Non-numeric or non-binary column	One-hot encoded	OCEAN assumes no natural order and encodes the column as unordered categories automatically.
Column with exactly two unique values	Binary	Encoded as a single 0/1 column.
Remaining numeric column	Continuous	Optionally scaled to the centered interval `[-0.5, 0.5]`.

Cleaning behavior

By default, preprocessing removes columns that would not be useful for the explainers.

drop_na=True removes columns containing missing values.
drop_constant=True removes constant columns.
scale=True centers continuous features in [-0.5, 0.5].

If you need to preserve a column, disable the relevant option explicitly.

Discrete versus one-hot encoded

In OCEAN, these two categories are intentionally different.

Discrete: Ordered or ordinal values that still carry a notion of rank or distance, such as integer counts, age buckets, or credit levels. These should usually stay numeric and be passed through discretes=... when they are not continuous.
One-hot encoded: Unordered nominal categories, such as job titles, regions, or product labels, where no ordering should be assumed. These are expanded into binary indicator columns.

This distinction matters because the explainers may move along ordered discrete levels differently than they switch between unordered categories.

Example

import pandas as pd

from ocean.feature import parse_features

raw = pd.DataFrame({
    "age_bucket": [18, 25, 35, 45],
    "owns_home": [0, 1, 1, 0],
    "income_ratio": [0.1, 0.4, 0.7, 0.3],
    "job_type": ["office", "manual", "service", "office"],
})

data, mapper = parse_features(
    raw,
    discretes=("age_bucket",),
)

print(data.columns)
print(mapper["age_bucket"].ftype)
print(mapper["job_type"].codes)

Why the mapper matters

The processed matrix seen by the ensemble may contain more columns than the raw input because one-hot encoding expands categorical variables.

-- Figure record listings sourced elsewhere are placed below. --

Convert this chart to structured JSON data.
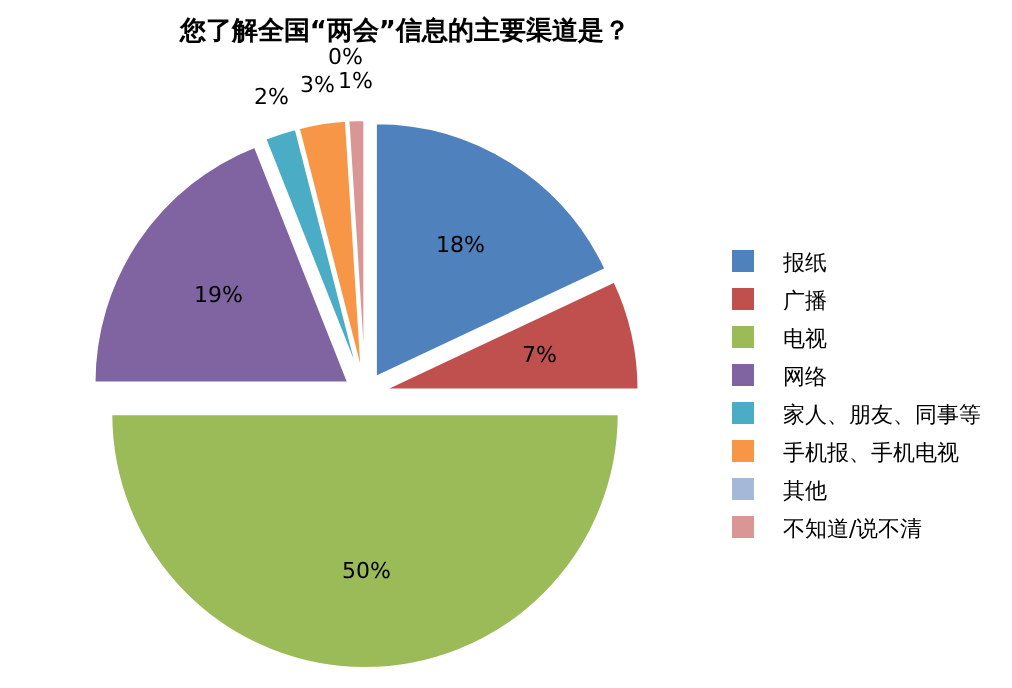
{
  "chart_data": {
    "type": "pie",
    "title": "您了解全国“两会”信息的主要渠道是？",
    "categories": [
      "报纸",
      "广播",
      "电视",
      "网络",
      "家人、朋友、同事等",
      "手机报、手机电视",
      "其他",
      "不知道/说不清"
    ],
    "values": [
      18,
      7,
      50,
      19,
      2,
      3,
      0,
      1
    ],
    "value_labels": [
      "18%",
      "7%",
      "50%",
      "19%",
      "2%",
      "3%",
      "0%",
      "1%"
    ],
    "colors": [
      "#4f81bd",
      "#c0504d",
      "#9bbb59",
      "#8064a2",
      "#4bacc6",
      "#f79646",
      "#a5b8d8",
      "#d99694"
    ],
    "legend": "right"
  }
}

The mapper stores that relation and is required by every explainer constructor.

Without the mapper, OCEAN cannot correctly:

associate split decisions with the right original feature,
decode a one-hot explanation back into a category label,
rebuild readable explanations from solver variables.

Recommended practice

Keep the mapper next to the trained model.
Train and explain on the exact same processed columns.
If you write your own preprocessing pipeline around OCEAN, make sure the final column order stays stable between training and explanation time.